In the initial stage of the disease, against the background of a dull (not shiny) mucous membrane, erosions-aphthae surrounded by whitish granulations are visible. Mucus and pus are visible in the lumen of the intestinal walls. As the disease progresses and the activity of the process increases, the mucous membrane unevenly thickens, acquires a whitish appearance, large ulcers (superficial or deep) appear, often longitudinally located, and a narrowing of the intestinal lumen is noted (a picture of a cobblestone pavement). During the period of greatest activity, the inflammatory process spreads to all layers of the intestinal wall, including the serous membrane, and fistulas are formed.

Later, cicatricial constrictions form at the site of the ulcers and cracks.

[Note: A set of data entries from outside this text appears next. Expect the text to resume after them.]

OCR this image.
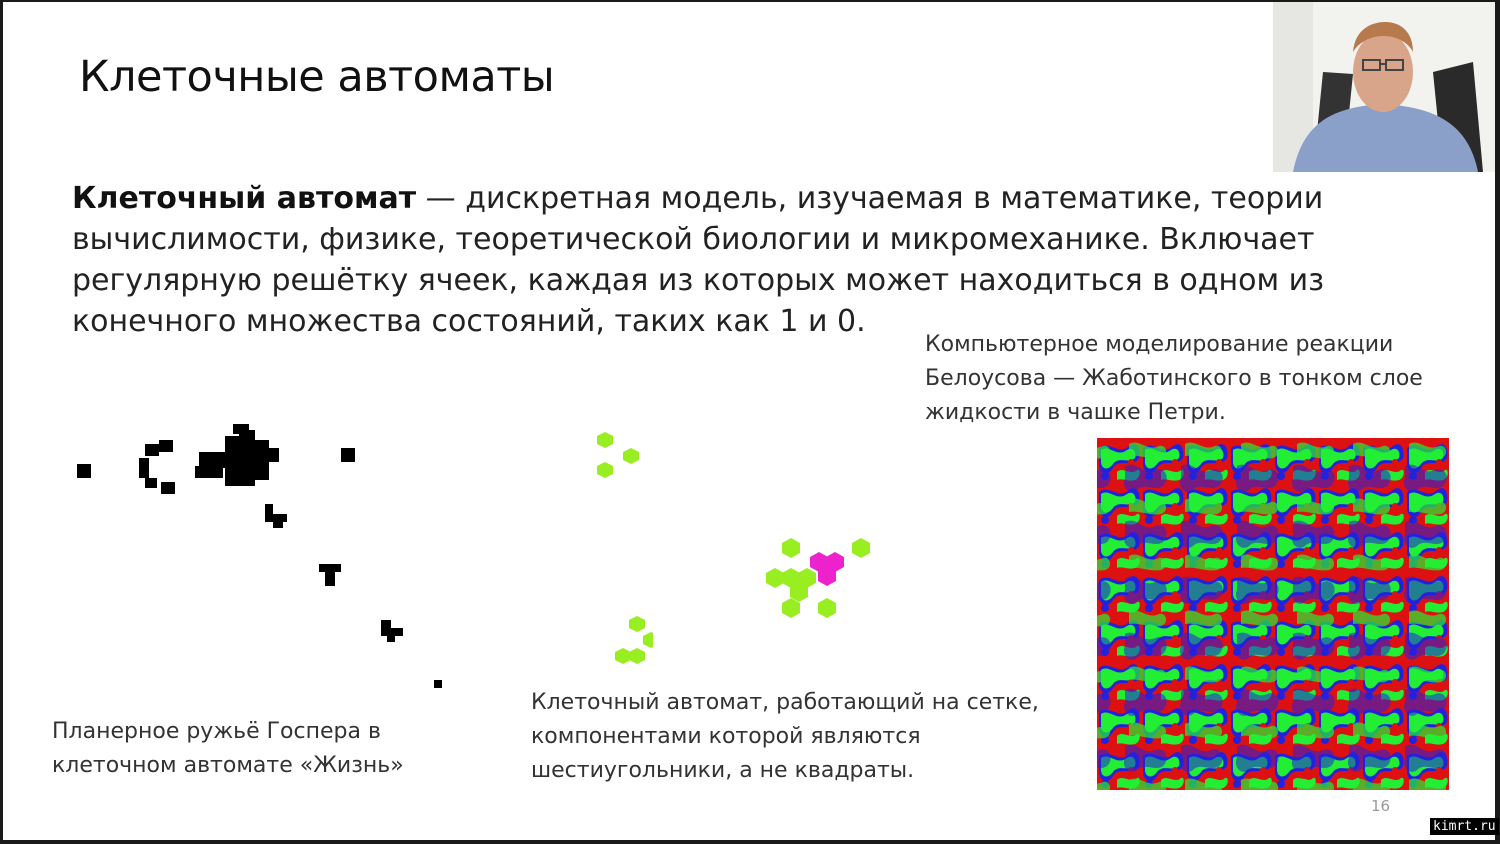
Клеточные автоматы
Клеточный автомат — дискретная модель, изучаемая в математике, теории вычислимости, физике, теоретической биологии и микромеханике. Включает регулярную решётку ячеек, каждая из которых может находиться в одном из конечного множества состояний, таких как 1 и 0.
Компьютерное моделирование реакции Белоусова — Жаботинского в тонком слое жидкости в чашке Петри.
Планерное ружьё Госпера в клеточном автомате «Жизнь»
Клеточный автомат, работающий на сетке, компонентами которой являются шестиугольники, а не квадраты.
16
kimrt.ru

  1. Microscopic examination of mucosal biopsies: the biopsy should be performed so that the biopsy includes a section of the submucosal layer, because in Crohn's disease the process begins there and then spreads transmurally. The following features of the pathological process are revealed microscopically:
    • the submucosal layer is affected to the greatest extent, and the mucous membrane to a lesser extent;
    • The inflammatory cell infiltrate is represented by lymphocytes, plasma cells, histiocytes, eosinophils, against the background of which sarcoid-like granulomas with giant Langers cells are determined.
  2. X-ray examination of the intestine: irrigoscopy is performed in the absence of rectal bleeding. Characteristic signs of Crohn's disease are:
    • segmental nature of colon lesion;
    • the presence of normal intestinal areas between the affected segments;
    • uneven intestinal contour;
    • longitudinal ulcers and a mucosal texture reminiscent of a “cobblestone pavement”;
    • narrowing of the affected areas of the intestine in the form of a “cord”;

It is most appropriate to conduct an X-ray examination of the small intestine by introducing barium through a probe behind the Treitz ligament (P. Ya. Grigoriev, A. V. Yakovenko, 1998). The X-ray signs of damage to the small intestine are the same as those of the large intestine.

  1. Laparoscopy: performed primarily for differential diagnostic purposes. The affected sections of the intestine, primarily the terminal ileum, appear hyperemic, thinned, edematous; compaction and enlargement of the mesenteric lymph nodes are also noted.

Differential diagnosis of Crohn's disease

Crohn's disease must be differentiated from almost all diseases that occur with abdominal pain, bloody diarrhea and weight loss, as well as amebiasis, dysentery, pseudomembranous and ischemic colitis, tuberculosis and intestinal cancer.

The form of Crohn's disease with predominant damage to the terminal ileum requires differential diagnostics with yersiniosis. In this case, the most important diagnostic test is the dynamics of titers of specific anti-yersiniosis antibodies; titers of at least 1:160 are considered diagnostically significant (antibodies are usually detected in the blood serum on the 7-14th day).